SMILESRead(fname, header=True, ignore=True)

However, SMILESRead supports only simple cases of metadata parsing. For you it is better to use next pipeline:

for record in csv.DictReader(io.StringIO(example_text), delimiter='\t'):
    record['reaction'] = smiles(record['ReactionSmiles'])

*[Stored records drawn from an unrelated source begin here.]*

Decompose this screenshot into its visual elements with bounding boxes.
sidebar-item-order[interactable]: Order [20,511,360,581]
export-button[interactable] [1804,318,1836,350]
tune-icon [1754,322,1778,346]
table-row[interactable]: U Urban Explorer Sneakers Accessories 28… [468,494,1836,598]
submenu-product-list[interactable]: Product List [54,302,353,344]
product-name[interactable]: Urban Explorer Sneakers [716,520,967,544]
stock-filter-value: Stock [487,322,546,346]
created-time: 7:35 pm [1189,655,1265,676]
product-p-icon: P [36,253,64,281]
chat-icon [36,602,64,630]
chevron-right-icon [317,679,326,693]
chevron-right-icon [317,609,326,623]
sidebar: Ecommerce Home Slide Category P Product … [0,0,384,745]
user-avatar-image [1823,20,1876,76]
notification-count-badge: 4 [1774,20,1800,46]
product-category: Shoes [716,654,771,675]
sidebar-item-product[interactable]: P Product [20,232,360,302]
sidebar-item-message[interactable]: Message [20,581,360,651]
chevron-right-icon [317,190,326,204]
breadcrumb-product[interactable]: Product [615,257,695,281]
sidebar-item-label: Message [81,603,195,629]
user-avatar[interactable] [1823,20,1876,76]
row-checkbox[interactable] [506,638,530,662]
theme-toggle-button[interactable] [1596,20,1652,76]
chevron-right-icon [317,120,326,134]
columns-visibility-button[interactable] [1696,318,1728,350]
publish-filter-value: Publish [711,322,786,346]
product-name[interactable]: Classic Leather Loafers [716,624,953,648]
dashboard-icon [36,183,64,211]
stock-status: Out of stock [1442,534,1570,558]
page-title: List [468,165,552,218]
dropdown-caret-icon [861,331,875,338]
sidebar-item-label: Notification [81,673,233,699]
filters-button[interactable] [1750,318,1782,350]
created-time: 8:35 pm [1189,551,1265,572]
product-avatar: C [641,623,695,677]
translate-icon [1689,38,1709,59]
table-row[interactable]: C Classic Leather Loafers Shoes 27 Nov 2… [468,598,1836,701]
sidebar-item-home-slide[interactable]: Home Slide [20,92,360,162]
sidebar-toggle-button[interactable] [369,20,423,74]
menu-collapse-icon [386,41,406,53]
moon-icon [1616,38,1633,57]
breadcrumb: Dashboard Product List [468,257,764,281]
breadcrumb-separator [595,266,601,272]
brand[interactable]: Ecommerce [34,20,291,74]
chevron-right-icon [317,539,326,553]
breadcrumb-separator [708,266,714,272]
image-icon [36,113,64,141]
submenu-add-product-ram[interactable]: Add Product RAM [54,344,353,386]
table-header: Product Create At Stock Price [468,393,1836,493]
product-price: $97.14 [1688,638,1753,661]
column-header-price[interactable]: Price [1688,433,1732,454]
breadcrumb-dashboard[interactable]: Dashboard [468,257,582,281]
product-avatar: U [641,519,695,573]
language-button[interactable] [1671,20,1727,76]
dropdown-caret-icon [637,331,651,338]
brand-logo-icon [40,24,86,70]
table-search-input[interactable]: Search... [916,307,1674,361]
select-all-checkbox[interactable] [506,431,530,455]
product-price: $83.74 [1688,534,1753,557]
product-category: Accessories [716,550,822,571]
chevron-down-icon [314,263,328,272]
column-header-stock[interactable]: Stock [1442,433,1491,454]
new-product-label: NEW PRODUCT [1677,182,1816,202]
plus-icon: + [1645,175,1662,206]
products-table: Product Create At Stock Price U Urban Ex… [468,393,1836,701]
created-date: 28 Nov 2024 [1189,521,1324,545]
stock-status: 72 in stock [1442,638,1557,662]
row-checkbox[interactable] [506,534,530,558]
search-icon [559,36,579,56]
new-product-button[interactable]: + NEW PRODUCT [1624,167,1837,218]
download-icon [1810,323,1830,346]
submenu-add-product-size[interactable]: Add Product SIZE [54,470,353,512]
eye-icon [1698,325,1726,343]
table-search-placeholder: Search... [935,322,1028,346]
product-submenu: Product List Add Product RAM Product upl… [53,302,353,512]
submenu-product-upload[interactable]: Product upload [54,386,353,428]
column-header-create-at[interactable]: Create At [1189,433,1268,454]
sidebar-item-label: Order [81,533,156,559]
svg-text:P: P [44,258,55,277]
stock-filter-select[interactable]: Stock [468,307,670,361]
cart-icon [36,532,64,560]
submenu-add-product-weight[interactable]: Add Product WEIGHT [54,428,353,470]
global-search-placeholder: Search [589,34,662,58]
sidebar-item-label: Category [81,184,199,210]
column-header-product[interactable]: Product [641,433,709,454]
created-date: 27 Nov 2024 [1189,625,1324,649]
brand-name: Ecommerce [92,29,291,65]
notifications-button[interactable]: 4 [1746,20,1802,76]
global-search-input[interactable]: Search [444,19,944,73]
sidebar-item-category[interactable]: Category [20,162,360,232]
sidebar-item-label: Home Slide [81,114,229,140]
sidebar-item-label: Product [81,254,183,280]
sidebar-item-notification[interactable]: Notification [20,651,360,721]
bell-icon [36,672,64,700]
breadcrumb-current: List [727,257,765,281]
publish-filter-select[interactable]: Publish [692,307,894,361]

But you have in example smiles not covered by opensmiles spec:

 [N+](C1C=CC=C2C=1C=CN=C2)([O-])=O.[CH3:14][C:15]1[C:24]2[C:19](=[CH:20][CH:21]=[CH:22][CH:23]=2)[CH:18]=[CH:17][N:16]=1.Br.[Cl:26][C:27]1[C:32]([OH:33])=[C:31]([Cl:34])[C:30]([Cl:35])=[C:29]([Cl:36])[C:28]=1[Cl:37]>>[Cl:26][C:27]1[C:32]([O-:33])=[C:31]([Cl:34])[C:30]([Cl:35])=[C:29]([Cl:36])[C:28]=1[Cl:37].[CH3:14][C:15]1[C:24]2[C:19](=[CH:20][CH:21]=[CH:22][CH:23]=2)[CH:18]=[CH:17][NH+:16]=1 |f:4.5|

|f:4.5| - information about components contracting. This data not supported for now. This feature in todo list.

JHucker commented 3 years ago

Both of those solutions work great and noted re the extended SMILES functionality, thanks for your assistance.